On Google specifically, organic (SEO) search results are sorted via a complex algorithm made up with over 200 ranking factors. Paid search results are sorted via a completely different set of values, jointly known as Ad Rank.
SEO ranking factors don’t follow a checklist format. Some ranking signals, like those related to demonstrating expertise and authority, can be hard to understand at first glance, because they relate more to how the content is understood by Google’s AI rather than what you can do to improve your content for search. How exactly Google is evaluating these signals is not laid out in a step-by-step process.
We’ve included our best findings of what that process can look like in Fire&Spark’s Authority First SEO Strategies Resource Guide
There is also not one single official resource in which all of Google’s ranking factors are laid out.

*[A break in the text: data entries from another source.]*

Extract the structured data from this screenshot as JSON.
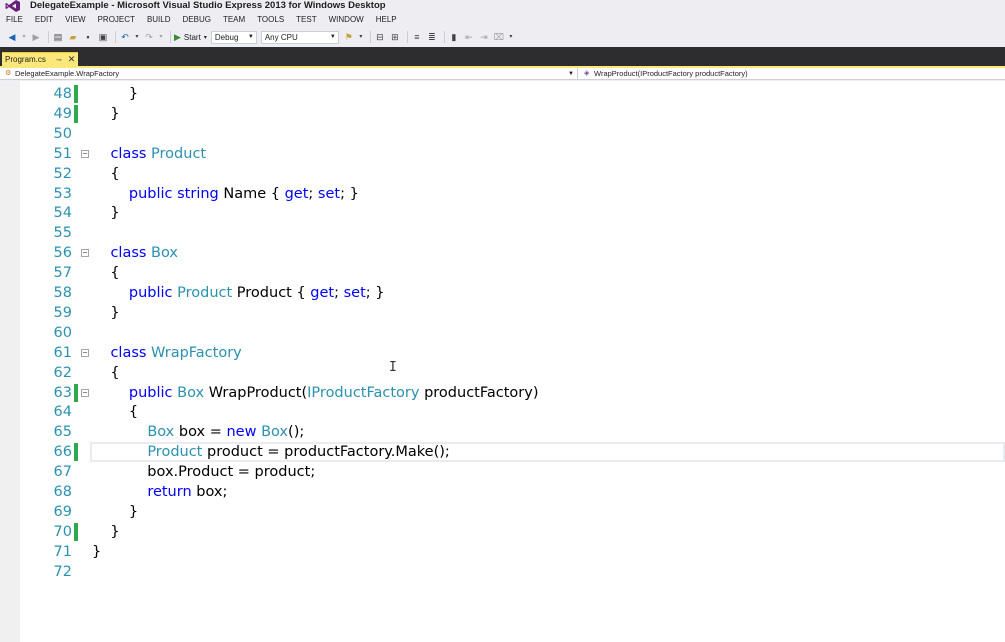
{
  "window": {
    "title": "DelegateExample - Microsoft Visual Studio Express 2013 for Windows Desktop"
  },
  "menu": [
    "FILE",
    "EDIT",
    "VIEW",
    "PROJECT",
    "BUILD",
    "DEBUG",
    "TEAM",
    "TOOLS",
    "TEST",
    "WINDOW",
    "HELP"
  ],
  "toolbar": {
    "start_label": "Start",
    "config_value": "Debug",
    "platform_value": "Any CPU"
  },
  "doc_tab": {
    "label": "Program.cs",
    "pin_icon": "pin-icon",
    "close_icon": "close-icon"
  },
  "navigation": {
    "type_scope": "DelegateExample.WrapFactory",
    "member_scope": "WrapProduct(IProductFactory productFactory)"
  },
  "editor": {
    "lines": [
      {
        "n": "48",
        "changed": true,
        "fold": "",
        "tokens": [
          [
            "        }",
            ""
          ]
        ]
      },
      {
        "n": "49",
        "changed": true,
        "fold": "",
        "tokens": [
          [
            "    }",
            ""
          ]
        ]
      },
      {
        "n": "50",
        "changed": false,
        "fold": "",
        "tokens": [
          [
            "",
            ""
          ]
        ]
      },
      {
        "n": "51",
        "changed": false,
        "fold": "−",
        "tokens": [
          [
            "    ",
            ""
          ],
          [
            "class",
            "kw"
          ],
          [
            " ",
            ""
          ],
          [
            "Product",
            "ty"
          ]
        ]
      },
      {
        "n": "52",
        "changed": false,
        "fold": "",
        "tokens": [
          [
            "    {",
            ""
          ]
        ]
      },
      {
        "n": "53",
        "changed": false,
        "fold": "",
        "tokens": [
          [
            "        ",
            ""
          ],
          [
            "public",
            "kw"
          ],
          [
            " ",
            ""
          ],
          [
            "string",
            "kw"
          ],
          [
            " Name { ",
            ""
          ],
          [
            "get",
            "kw"
          ],
          [
            "; ",
            ""
          ],
          [
            "set",
            "kw"
          ],
          [
            "; }",
            ""
          ]
        ]
      },
      {
        "n": "54",
        "changed": false,
        "fold": "",
        "tokens": [
          [
            "    }",
            ""
          ]
        ]
      },
      {
        "n": "55",
        "changed": false,
        "fold": "",
        "tokens": [
          [
            "",
            ""
          ]
        ]
      },
      {
        "n": "56",
        "changed": false,
        "fold": "−",
        "tokens": [
          [
            "    ",
            ""
          ],
          [
            "class",
            "kw"
          ],
          [
            " ",
            ""
          ],
          [
            "Box",
            "ty"
          ]
        ]
      },
      {
        "n": "57",
        "changed": false,
        "fold": "",
        "tokens": [
          [
            "    {",
            ""
          ]
        ]
      },
      {
        "n": "58",
        "changed": false,
        "fold": "",
        "tokens": [
          [
            "        ",
            ""
          ],
          [
            "public",
            "kw"
          ],
          [
            " ",
            ""
          ],
          [
            "Product",
            "ty"
          ],
          [
            " Product { ",
            ""
          ],
          [
            "get",
            "kw"
          ],
          [
            "; ",
            ""
          ],
          [
            "set",
            "kw"
          ],
          [
            "; }",
            ""
          ]
        ]
      },
      {
        "n": "59",
        "changed": false,
        "fold": "",
        "tokens": [
          [
            "    }",
            ""
          ]
        ]
      },
      {
        "n": "60",
        "changed": false,
        "fold": "",
        "tokens": [
          [
            "",
            ""
          ]
        ]
      },
      {
        "n": "61",
        "changed": false,
        "fold": "−",
        "tokens": [
          [
            "    ",
            ""
          ],
          [
            "class",
            "kw"
          ],
          [
            " ",
            ""
          ],
          [
            "WrapFactory",
            "ty"
          ]
        ]
      },
      {
        "n": "62",
        "changed": false,
        "fold": "",
        "tokens": [
          [
            "    {",
            ""
          ]
        ]
      },
      {
        "n": "63",
        "changed": true,
        "fold": "−",
        "tokens": [
          [
            "        ",
            ""
          ],
          [
            "public",
            "kw"
          ],
          [
            " ",
            ""
          ],
          [
            "Box",
            "ty"
          ],
          [
            " WrapProduct(",
            ""
          ],
          [
            "IProductFactory",
            "ty"
          ],
          [
            " productFactory)",
            ""
          ]
        ]
      },
      {
        "n": "64",
        "changed": false,
        "fold": "",
        "tokens": [
          [
            "        {",
            ""
          ]
        ]
      },
      {
        "n": "65",
        "changed": false,
        "fold": "",
        "tokens": [
          [
            "            ",
            ""
          ],
          [
            "Box",
            "ty"
          ],
          [
            " box = ",
            ""
          ],
          [
            "new",
            "kw"
          ],
          [
            " ",
            ""
          ],
          [
            "Box",
            "ty"
          ],
          [
            "();",
            ""
          ]
        ]
      },
      {
        "n": "66",
        "changed": true,
        "fold": "",
        "tokens": [
          [
            "            ",
            ""
          ],
          [
            "Product",
            "ty"
          ],
          [
            " product = productFactory.Make();",
            ""
          ]
        ]
      },
      {
        "n": "67",
        "changed": false,
        "fold": "",
        "tokens": [
          [
            "            box.Product = product;",
            ""
          ]
        ]
      },
      {
        "n": "68",
        "changed": false,
        "fold": "",
        "tokens": [
          [
            "            ",
            ""
          ],
          [
            "return",
            "kw"
          ],
          [
            " box;",
            ""
          ]
        ]
      },
      {
        "n": "69",
        "changed": false,
        "fold": "",
        "tokens": [
          [
            "        }",
            ""
          ]
        ]
      },
      {
        "n": "70",
        "changed": true,
        "fold": "",
        "tokens": [
          [
            "    }",
            ""
          ]
        ]
      },
      {
        "n": "71",
        "changed": false,
        "fold": "",
        "tokens": [
          [
            "}",
            ""
          ]
        ]
      },
      {
        "n": "72",
        "changed": false,
        "fold": "",
        "tokens": [
          [
            "",
            ""
          ]
        ]
      }
    ]
  },
  "colors": {
    "keyword": "#0000ff",
    "type": "#2b91af",
    "line_number": "#2b91af",
    "change_bar": "#2ea94d",
    "active_tab": "#fce77a"
  }
}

The most comprehensive documentation for understanding Google’s organic rankings are likely Google’s Search Quality Evaluator Guidelines – a quick-reference handbook made for Google’s employees that will be manually reviewing search results.
Google’s AI is then learning from the decisions made by the human Quality Evaluator team to perfect its own algorithm.

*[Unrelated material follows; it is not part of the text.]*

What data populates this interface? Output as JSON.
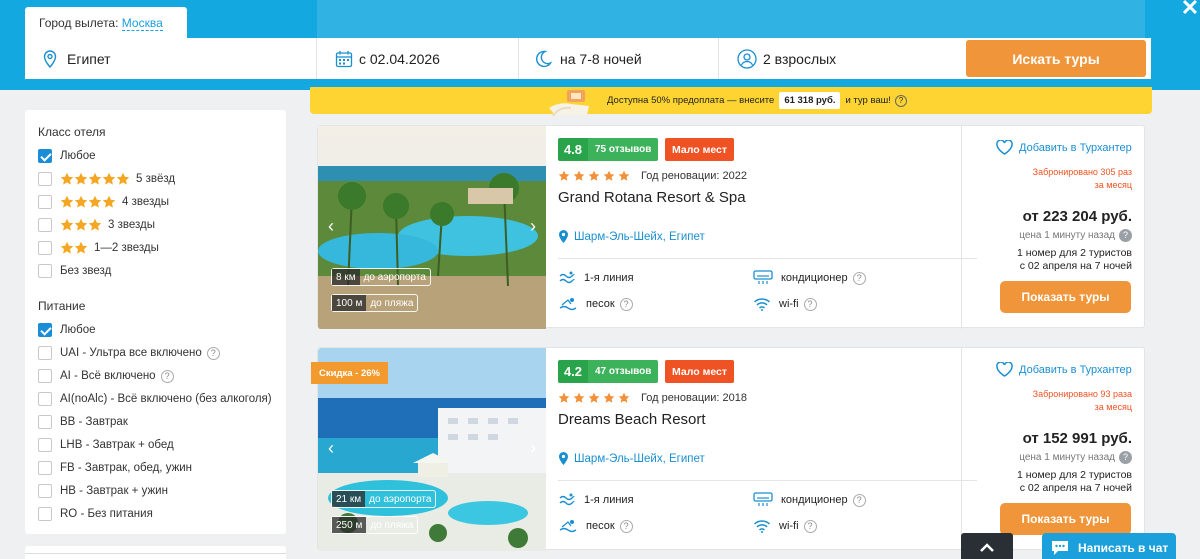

In turn, there is also no single action that can be taken to significantly improve the quality of your page on search results – search engines like Google are deliberately making their algorithm more and more nuanced with the end goal of creating an algorithm that can’t be manipulated.
That said, most SEO experts break down ranking factors into three areas:
- Technical SEO – how your site performs
- On-Site SEO – how good the quality of your content is
- Off-Site SEO – how other websites are talking about you
Each of the three areas have their own respective set of guidelines and ranking factors.

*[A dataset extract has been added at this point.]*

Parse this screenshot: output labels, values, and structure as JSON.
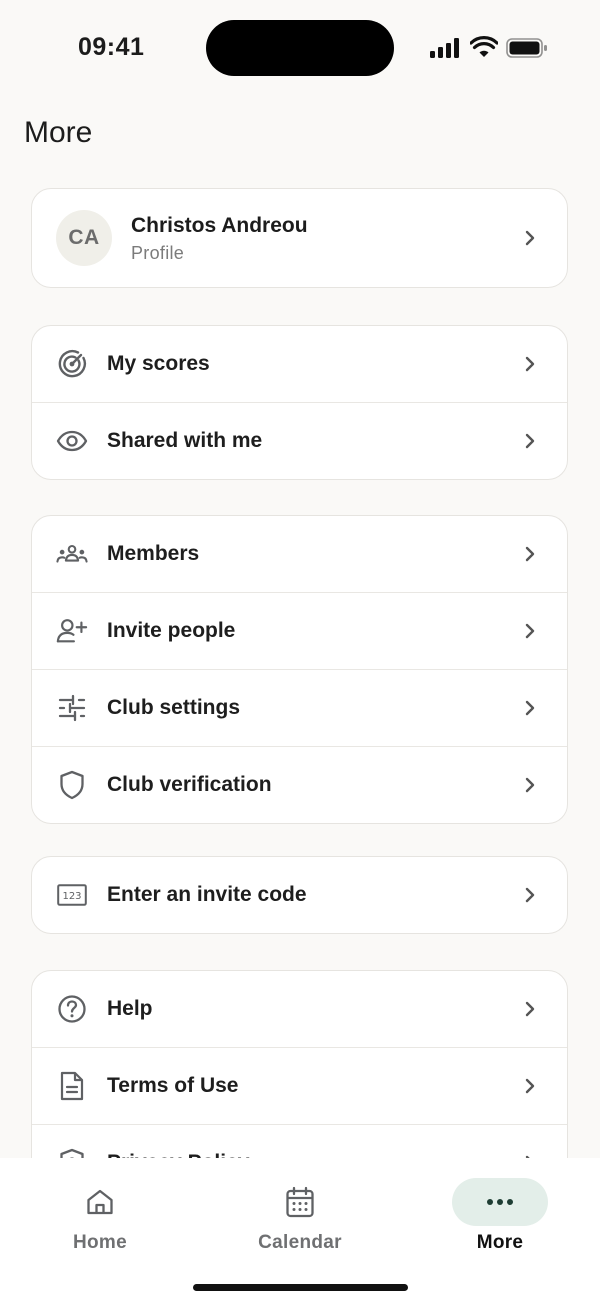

In comparison to organic search, Ad rank has much more understandable guidelines. Ad rank is is mostly influenced by three main things:
- Your bid, aka which actions you’re bidding on – and how much
- The relevance of your ad and landing page to the keywords you’re bidding on
- Ad performance – higher click-through rates result in higher positioning and lower CPC
Both Ad Rank and Organic Search Rankings are also affected by competition. With paid ads, competition refers to the number of other websites bidding for the same keywords in the present moment. With organic SEO, the competition is greater because it refers to all-time competition – in other words, you’re competing with every piece of content that has ever been produced for a certain keyword.
Learn more about SEO & SEM Differences here:
What’s the Difference between SEO and SEM? – Fire&Spark™
The main difference when it comes to rankings is that PPC rankings are instant. With a good, tactical bid – your ad will appear on the first page of SERPs immediately. On organic search, even if you have a great piece of content that you’re certain will eventually rank first – it can take months before your rankings actually pick up. Google is evaluating your site against all currently-ranking results, as well as any newly-emerging content, so the process is slower. However, organic SEO rankings last longer. If the content is high-quality, Google will push it further up in rankings as time goes on, even if you don’t do anything to further optimize it. PPC rankings drop off as soon as you end a PPC campaign.